The new tool called EyeMU, developed by researchers at Carnegie Mellon University in the US, shows how gaze estimation using a phone’s user-facing camera can be paired with motion gestures to enable a rapid interaction technique on handheld phones.
“Current phones only respond when we ask them for things, whether by speech, taps or button clicks,” said Andy Kong, a senior majoring in computer science at the University.
“Imagine how much more useful it would be if we could predict what the user wanted by analysing gaze or other biometrics,” Kong added.
The first step was a programme that used a laptop’s built-in camera to track the user’s eyes, which in turn moved the cursor around the screen.

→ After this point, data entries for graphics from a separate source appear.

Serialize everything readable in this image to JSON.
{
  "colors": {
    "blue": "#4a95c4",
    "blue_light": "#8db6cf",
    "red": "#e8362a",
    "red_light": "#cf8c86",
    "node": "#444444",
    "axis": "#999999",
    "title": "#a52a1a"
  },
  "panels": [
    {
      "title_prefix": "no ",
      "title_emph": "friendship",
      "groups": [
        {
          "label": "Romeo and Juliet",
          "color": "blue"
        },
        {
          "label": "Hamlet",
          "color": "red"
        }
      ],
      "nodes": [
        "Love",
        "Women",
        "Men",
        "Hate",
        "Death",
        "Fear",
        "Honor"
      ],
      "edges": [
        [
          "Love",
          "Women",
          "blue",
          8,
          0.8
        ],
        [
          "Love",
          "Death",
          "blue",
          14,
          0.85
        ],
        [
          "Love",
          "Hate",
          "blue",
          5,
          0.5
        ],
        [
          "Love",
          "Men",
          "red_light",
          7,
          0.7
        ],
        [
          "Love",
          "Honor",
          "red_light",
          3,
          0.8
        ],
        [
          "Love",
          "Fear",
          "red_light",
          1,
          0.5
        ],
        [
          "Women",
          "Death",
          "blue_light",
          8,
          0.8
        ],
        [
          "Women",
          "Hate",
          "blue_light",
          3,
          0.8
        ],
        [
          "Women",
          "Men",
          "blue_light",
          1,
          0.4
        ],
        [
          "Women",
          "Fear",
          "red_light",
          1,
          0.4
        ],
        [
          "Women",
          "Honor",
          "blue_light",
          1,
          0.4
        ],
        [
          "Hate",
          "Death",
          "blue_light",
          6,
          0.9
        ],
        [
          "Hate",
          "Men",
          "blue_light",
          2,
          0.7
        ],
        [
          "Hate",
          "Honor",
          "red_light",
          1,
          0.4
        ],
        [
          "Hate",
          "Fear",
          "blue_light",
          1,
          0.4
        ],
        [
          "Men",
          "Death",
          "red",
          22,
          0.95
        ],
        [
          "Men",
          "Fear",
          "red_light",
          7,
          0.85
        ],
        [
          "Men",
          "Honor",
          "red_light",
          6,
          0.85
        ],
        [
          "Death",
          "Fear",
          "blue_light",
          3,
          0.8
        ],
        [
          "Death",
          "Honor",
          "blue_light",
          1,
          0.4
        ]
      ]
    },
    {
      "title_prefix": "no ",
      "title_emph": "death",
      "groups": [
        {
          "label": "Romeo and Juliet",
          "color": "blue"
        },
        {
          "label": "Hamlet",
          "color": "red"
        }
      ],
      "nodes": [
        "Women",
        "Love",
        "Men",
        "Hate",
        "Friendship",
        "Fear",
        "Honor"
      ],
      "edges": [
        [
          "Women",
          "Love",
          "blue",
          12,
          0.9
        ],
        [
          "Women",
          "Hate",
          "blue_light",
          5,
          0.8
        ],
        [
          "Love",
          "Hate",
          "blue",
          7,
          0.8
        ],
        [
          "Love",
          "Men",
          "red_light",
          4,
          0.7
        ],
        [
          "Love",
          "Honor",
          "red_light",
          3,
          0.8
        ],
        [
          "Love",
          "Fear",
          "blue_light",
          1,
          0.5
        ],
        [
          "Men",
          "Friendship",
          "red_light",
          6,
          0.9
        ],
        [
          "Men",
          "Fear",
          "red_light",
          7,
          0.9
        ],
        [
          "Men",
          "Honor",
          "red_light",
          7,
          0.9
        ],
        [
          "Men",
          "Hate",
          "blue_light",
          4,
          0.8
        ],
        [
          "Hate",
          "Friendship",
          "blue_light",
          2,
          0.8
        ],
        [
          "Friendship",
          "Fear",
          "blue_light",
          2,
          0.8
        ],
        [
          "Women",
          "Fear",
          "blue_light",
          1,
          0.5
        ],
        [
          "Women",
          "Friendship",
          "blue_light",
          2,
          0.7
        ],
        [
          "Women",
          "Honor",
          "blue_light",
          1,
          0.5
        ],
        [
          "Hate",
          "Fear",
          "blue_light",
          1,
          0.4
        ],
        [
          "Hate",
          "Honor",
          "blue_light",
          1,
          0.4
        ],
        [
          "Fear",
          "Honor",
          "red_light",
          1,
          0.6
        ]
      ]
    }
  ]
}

“We asked the question, ‘Is there a more natural mechanism to use to interact with the phone?’ And the precursor for a lot of what we do is to look at something,” said Karan Ahuja, a doctoral student in human-computer interaction.
Kong and Ahuja advanced that early prototype by using Google’s Face Mesh tool to study the gaze patterns of users looking at different areas of the screen and render the mapping data.
Next, the team developed a gaze predictor that uses the smartphone’s front-facing camera to lock in what the viewer is looking at and register it as the target.
They made the tool more productive by combining the gaze predictor with the smartphone’s built-in motion sensors to enable commands.
For example, a user could look at a notification long enough to secure it as a target and flick the phone to the left to dismiss it or to the right to respond to the notification.
“The real innovation in this project is the addition of a second modality, such as flicking the phone left or right, combined with gaze prediction. That’s what makes it powerful. It seems so obvious in retrospect, but it’s a clever idea that makes EyeMU much more intuitive,” said Chris Harrison, an associate professor at the varsity.